Proteins are “social molecules.” Recent experimental evidence supports the notion that large protein aggregates, known as biomolecular condensates, affect structurally and functionally many biological processes. Condensate formation may be permanent and/or time dependent, suggesting that biological processes can occur locally, depending on the cell needs. The question then arises as to which extent we can monitor protein-aggregate formation, both experimentally and theoretically and then predict/simulate functional aggregate formation. Available data are relative to mesoscopic interacting networks at a proteome level, to protein-binding affinity data, and to interacting protein complexes, solved with atomic resolution. Powerful algorithms based on machine learning (ML) can extract information from data sets and infer properties of never-seen-before examples. ML tools address the problem of protein–protein interactions (PPIs) adopting different data sets, input features, and architectures. According to recent publications, deep learning is the most successful method. However, in ML-computational biology, convincing evidence of a success story comes out by performing general benchmarks on blind data sets. Results indicate that the state-of-the-art ML approaches, based on traditional and/or deep learning, can still be ameliorated, irrespectively of the power of the method and richness in input features. This being the case, it is quite evident that powerful methods still are not trained on the whole possible spectrum of PPIs and that more investigations are necessary to complete our knowledge of PPI-functional interactions.

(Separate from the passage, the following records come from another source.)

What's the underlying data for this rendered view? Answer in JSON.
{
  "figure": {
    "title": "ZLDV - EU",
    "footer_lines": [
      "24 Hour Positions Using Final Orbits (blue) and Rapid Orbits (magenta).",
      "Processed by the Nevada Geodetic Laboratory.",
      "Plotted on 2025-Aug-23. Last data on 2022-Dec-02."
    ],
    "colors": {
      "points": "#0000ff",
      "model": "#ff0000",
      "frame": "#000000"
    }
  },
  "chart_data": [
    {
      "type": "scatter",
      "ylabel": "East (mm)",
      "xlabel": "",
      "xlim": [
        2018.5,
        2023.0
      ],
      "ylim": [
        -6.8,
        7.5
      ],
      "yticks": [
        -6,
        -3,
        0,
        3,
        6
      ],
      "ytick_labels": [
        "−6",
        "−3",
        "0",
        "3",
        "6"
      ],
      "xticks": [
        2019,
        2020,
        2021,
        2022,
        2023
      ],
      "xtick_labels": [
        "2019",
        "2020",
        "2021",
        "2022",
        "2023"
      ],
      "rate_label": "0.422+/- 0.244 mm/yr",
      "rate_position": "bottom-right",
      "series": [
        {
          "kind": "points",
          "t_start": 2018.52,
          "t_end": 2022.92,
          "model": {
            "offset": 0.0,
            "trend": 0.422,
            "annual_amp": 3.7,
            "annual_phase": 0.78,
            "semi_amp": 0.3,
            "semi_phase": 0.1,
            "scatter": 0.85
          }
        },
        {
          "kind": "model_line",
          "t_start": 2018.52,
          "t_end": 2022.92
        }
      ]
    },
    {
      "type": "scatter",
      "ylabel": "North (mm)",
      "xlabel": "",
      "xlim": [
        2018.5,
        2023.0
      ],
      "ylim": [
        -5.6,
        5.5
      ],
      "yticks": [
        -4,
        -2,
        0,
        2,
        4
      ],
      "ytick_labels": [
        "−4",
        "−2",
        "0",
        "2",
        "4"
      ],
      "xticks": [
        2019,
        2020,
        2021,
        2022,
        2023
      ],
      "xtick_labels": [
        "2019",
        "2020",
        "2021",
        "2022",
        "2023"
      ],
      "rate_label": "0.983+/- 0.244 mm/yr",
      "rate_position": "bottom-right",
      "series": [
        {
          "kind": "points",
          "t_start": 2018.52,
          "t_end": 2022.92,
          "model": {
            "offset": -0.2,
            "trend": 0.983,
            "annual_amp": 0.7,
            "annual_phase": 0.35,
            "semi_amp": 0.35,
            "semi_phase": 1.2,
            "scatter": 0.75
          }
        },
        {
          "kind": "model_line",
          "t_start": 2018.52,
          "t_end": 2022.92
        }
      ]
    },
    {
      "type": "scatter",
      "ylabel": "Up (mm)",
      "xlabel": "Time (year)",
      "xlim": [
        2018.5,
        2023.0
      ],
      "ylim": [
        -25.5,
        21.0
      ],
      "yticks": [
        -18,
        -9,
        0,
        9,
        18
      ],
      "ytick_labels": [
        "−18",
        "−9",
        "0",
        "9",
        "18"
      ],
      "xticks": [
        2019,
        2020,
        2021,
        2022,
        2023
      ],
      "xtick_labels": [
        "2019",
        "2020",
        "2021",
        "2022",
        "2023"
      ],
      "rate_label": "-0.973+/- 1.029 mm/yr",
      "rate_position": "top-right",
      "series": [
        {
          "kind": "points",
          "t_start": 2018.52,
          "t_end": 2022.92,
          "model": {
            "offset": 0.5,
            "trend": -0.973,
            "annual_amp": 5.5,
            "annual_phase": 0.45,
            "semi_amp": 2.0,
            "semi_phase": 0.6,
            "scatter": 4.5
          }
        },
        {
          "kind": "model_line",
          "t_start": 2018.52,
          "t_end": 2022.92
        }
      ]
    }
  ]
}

This article is categorized under:

查看原文本刊更多论文

预测蛋白质相互作用的机器学习解决方案

蛋白质是“社会分子”。最近的实验证据支持这样一种观点，即大的蛋白质聚集体，被称为生物分子凝聚物，在结构和功能上影响许多生物过程。凝析物的形成可能是永久性的和/或时间依赖性的，这表明生物过程可以根据细胞的需要局部发生。接下来的问题是，我们可以在多大程度上通过实验和理论上监测蛋白质聚集体的形成，然后预测/模拟功能聚集体的形成。可用的数据是相对于介观相互作用网络在蛋白质组水平，蛋白质结合亲和数据，相互作用的蛋白质复合物，解决与原子分辨率。基于机器学习(ML)的强大算法可以从数据集中提取信息，并推断出从未见过的示例的属性。机器学习工具解决了采用不同数据集、输入特征和架构的蛋白质-蛋白质相互作用(ppi)问题。根据最近的出版物，深度学习是最成功的方法。然而，在机器学习计算生物学中，成功故事的令人信服的证据是通过对盲数据集进行一般基准测试得出的。结果表明，基于传统和/或深度学习的最先进的机器学习方法仍然可以改进，无论方法的功能和输入特征的丰富程度如何。在这种情况下，很明显，在ppi的整个可能范围内，仍然没有训练出强大的方法，需要更多的研究来完成我们对ppi -功能相互作用的了解。本文分类如下:

本文章由计算机程序翻译，如有差异，请以英文原文为准。

求助全文

约1分钟内获得全文求助全文

来源期刊

Wiley Interdisciplinary Reviews: Computational Molecular Science CHEMISTRY, MULTIDISCIPLINARY-MATHEMATICAL & COMPUTATIONAL BIOLOGY

CiteScore

28.90

自引率

1.80%

发文量

审稿时长

6-12 weeks

期刊介绍： Computational molecular sciences harness the power of rigorous chemical and physical theories, employing computer-based modeling, specialized hardware, software development, algorithm design, and database management to explore and illuminate every facet of molecular sciences. These interdisciplinary approaches form a bridge between chemistry, biology, and materials sciences, establishing connections with adjacent application-driven fields in both chemistry and biology. WIREs Computational Molecular Science stands as a platform to comprehensively review and spotlight research from these dynamic and interconnected fields.